In a birthday message to her son a few weeks ago, Jodi told Adam how proud she was of him and his achievements, and said she could not wait to watch how his life unfolded.

“Now our hope is that Adam’s life will be celebrated, that it will create awareness and compassion regarding mental health, and foster a world where people are accepted for who and what they are,” she said.

Adam ended his letter by saying, “Each and every one of you has helped me to live a meaningful and joyous life, and know that I’m happier now in death.”

7 Comments

  1. 7 Trevor Barry- Durban 04 Jul
    My condolences to the bereaved familes whom love Adam dearly, the tragic loss of any relative especially one in the prime of his life is gut wrenchng to the core ! He is in God's hands & will be cradled by all past & present RIP Adam.                                                       I had met Samuel Seef when i lived in Johannesburg periodically & he struck me as a man on a mission with the midas touch & with a heart of gold , I can only think Adam himself was of the same callibre & cut from the same cloth even with his own troubles RIP
  2. 6 Melanie heyman 04 Jul
    I think the synagogue should do more outreach work.I think specifically about the people who don't have mountains of love or family surrounding them.
    Once a person has decided to take their life it's because they see no other option.
    The Jewish community has for years stigmatised the gay community.As a gay Jewish woman ,now 60, I will never feel able to trust the Jewish community.
    It's a case of " it's ok but not if it's in my back yard or my son or daughter."......
  3. 5 Jenny Saltz 04 Jul
    Wish the Seef family long life. May their darling son RIP. How sad that such a clever kind gorgeous young man could not get out of the darkness.
  4. 4 Michael Barnett 05 Jul
    If only the words this rabbi said were "I want children to know from the outset that they can be attracted to anyone and love anyone and we will treat them all the same, no matter what".

    But no, he's enouraging secrets to be kept and reinforcing the process of self-discovery, which as those of us who have had to keep this sort of secret know all to well, might just dovetail with the telephone call to the stonemason.
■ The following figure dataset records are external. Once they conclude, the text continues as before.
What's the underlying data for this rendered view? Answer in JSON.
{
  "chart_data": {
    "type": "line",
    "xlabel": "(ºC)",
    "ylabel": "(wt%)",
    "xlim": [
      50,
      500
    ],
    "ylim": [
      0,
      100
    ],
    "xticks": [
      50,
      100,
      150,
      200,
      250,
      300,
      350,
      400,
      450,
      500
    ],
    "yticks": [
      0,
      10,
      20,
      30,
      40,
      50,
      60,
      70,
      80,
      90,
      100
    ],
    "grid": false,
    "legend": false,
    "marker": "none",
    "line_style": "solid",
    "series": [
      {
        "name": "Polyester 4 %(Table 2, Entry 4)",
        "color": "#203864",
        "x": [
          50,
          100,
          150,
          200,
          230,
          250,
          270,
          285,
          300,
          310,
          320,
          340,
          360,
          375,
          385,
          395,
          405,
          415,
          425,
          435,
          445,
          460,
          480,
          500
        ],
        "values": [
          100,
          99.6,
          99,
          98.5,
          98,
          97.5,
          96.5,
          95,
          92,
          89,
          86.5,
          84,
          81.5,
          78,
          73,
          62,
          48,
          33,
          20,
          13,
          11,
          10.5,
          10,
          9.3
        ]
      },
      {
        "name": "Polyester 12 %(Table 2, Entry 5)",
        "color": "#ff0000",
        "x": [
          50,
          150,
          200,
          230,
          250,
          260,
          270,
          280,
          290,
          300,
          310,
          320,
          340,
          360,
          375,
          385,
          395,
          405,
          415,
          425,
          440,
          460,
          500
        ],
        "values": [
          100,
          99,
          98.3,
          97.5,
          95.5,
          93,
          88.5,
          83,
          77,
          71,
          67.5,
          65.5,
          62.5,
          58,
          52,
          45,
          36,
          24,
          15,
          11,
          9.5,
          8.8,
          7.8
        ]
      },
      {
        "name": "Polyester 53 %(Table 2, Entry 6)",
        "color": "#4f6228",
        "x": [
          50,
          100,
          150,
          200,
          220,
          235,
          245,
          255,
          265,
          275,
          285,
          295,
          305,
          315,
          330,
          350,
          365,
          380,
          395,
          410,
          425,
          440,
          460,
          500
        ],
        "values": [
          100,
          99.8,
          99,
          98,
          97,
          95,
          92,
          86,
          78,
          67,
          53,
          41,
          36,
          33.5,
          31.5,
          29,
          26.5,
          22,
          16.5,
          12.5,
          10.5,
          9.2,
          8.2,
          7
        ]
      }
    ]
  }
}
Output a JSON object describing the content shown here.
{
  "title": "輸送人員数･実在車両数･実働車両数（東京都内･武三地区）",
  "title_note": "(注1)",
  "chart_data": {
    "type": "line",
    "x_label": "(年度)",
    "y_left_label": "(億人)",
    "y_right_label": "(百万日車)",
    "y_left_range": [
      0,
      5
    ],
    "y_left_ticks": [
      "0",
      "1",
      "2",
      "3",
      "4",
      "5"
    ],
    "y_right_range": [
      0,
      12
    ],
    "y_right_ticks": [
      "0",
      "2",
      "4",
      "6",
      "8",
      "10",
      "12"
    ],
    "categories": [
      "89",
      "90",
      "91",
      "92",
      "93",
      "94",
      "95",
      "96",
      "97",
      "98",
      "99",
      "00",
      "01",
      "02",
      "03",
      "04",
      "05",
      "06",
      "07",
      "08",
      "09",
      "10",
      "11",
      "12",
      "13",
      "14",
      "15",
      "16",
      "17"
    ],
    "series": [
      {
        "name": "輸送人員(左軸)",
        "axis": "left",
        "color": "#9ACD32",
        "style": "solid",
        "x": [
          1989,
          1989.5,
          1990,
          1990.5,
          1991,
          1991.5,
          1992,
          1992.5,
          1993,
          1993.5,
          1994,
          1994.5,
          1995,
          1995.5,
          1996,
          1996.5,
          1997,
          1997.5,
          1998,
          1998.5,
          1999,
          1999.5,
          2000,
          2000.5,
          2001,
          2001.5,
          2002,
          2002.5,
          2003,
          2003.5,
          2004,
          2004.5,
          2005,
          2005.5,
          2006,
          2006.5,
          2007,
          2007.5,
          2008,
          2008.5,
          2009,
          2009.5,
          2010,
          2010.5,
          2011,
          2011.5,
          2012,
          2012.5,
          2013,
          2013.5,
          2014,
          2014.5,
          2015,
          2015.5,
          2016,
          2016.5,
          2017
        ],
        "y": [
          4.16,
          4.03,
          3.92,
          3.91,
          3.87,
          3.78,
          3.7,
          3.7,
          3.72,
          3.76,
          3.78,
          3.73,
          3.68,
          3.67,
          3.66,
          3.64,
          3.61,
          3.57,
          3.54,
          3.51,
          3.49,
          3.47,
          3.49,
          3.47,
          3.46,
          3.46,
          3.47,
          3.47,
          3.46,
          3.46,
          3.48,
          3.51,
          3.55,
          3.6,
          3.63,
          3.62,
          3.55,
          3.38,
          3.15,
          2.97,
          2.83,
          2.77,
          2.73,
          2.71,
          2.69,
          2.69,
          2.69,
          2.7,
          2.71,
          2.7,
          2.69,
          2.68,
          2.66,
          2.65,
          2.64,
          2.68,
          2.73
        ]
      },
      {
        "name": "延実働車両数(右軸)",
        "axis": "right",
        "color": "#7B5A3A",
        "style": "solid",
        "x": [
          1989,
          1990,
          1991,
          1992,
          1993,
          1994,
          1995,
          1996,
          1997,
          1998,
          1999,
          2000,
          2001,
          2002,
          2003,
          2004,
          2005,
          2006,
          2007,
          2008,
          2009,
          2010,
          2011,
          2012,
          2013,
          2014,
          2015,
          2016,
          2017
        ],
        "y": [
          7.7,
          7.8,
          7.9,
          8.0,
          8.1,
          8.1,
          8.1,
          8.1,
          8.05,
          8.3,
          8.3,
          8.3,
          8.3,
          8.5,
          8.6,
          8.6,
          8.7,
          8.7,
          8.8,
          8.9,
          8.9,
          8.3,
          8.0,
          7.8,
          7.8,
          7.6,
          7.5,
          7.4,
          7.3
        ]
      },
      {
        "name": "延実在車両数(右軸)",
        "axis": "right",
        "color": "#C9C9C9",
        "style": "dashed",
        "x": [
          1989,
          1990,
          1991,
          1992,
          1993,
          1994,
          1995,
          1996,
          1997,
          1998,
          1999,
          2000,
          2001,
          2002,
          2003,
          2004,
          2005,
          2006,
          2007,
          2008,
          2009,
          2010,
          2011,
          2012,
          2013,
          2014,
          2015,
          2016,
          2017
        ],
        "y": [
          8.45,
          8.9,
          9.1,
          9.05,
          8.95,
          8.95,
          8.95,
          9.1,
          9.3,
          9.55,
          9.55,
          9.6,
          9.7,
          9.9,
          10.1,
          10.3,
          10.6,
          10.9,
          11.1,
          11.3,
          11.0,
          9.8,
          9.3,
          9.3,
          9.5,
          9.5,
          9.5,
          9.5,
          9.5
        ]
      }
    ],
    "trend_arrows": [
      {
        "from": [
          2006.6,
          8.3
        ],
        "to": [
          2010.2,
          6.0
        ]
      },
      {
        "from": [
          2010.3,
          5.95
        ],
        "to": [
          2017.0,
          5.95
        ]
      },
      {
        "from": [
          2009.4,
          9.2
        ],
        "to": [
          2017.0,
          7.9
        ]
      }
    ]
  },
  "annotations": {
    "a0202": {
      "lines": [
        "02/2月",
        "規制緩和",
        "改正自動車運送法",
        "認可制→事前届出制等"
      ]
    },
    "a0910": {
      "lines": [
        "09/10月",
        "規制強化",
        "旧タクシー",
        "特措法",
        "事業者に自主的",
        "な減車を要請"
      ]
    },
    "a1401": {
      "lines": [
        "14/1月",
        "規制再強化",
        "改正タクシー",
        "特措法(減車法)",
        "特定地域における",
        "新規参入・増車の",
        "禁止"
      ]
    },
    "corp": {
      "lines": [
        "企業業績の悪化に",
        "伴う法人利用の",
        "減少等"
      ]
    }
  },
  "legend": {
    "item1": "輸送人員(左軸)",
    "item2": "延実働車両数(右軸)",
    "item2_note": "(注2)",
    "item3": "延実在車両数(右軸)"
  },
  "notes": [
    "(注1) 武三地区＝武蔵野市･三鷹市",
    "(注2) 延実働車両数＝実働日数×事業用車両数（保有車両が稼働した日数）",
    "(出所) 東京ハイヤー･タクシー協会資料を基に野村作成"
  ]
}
    Secrets and self-discovery are the problem.  Heterosexual and cis-gender people don't have secrets and don't go through self-discovery because they're the expectation in this rabbi's world.
  5. 3 Kieran C Da Mata 06 Jul
    As an out, gay student from Wits and LGBTQ+ activist I was not even the slightest aware of this sad incident that happened in the month of pride. This should be spoken about more on campus and university media outlets should report on this too. One of my community members was in the same spaces as I and felt so ostracized and even in death people appear too ashamed to admit his truth as a queer person. The ultimate tragedy of this is a bright individual felt too insecure and pressured to be someone he was never born or destined to be. His attitude to gratify those around ended up putting him in a place he did not want to be in. If he had of studied film at Wits this year he would have been in my own division, I feel a deep connection to this story in that he could have been saved but it is a story yet again about the countless people who knew there was something wrong but did not take enough time to actually try and solve the root cause of it. This martyr deserved so much more in and out of life and I wish, as his ‘queer family/peer’ that I could’ve helped him too.
  6. 2 Nadine Bentel 08 Jul
    It is absolutely shameful and disrespectful to the Late Adam Seef & his family that somebody had the the audacity to record on their cell phone & then make viral the sacrosanct funeral service conducted by Rabbi Avtzon.
    A cell phone on during a funeral...have we lost all sense of morality & decency ! May you rest in peace, dear Adam...you are in a better place.
  7. 1 Lindsey Richman 10 Jul
    Such a tragic and devastating loss of a beautiful young life with so much potential. The South African Jewish community can be a very critical and judgemental place to live if you don't fit the typical mould and I think that the Jewish community needs to do a lot of soul searching and work to make everyone feel more accepted.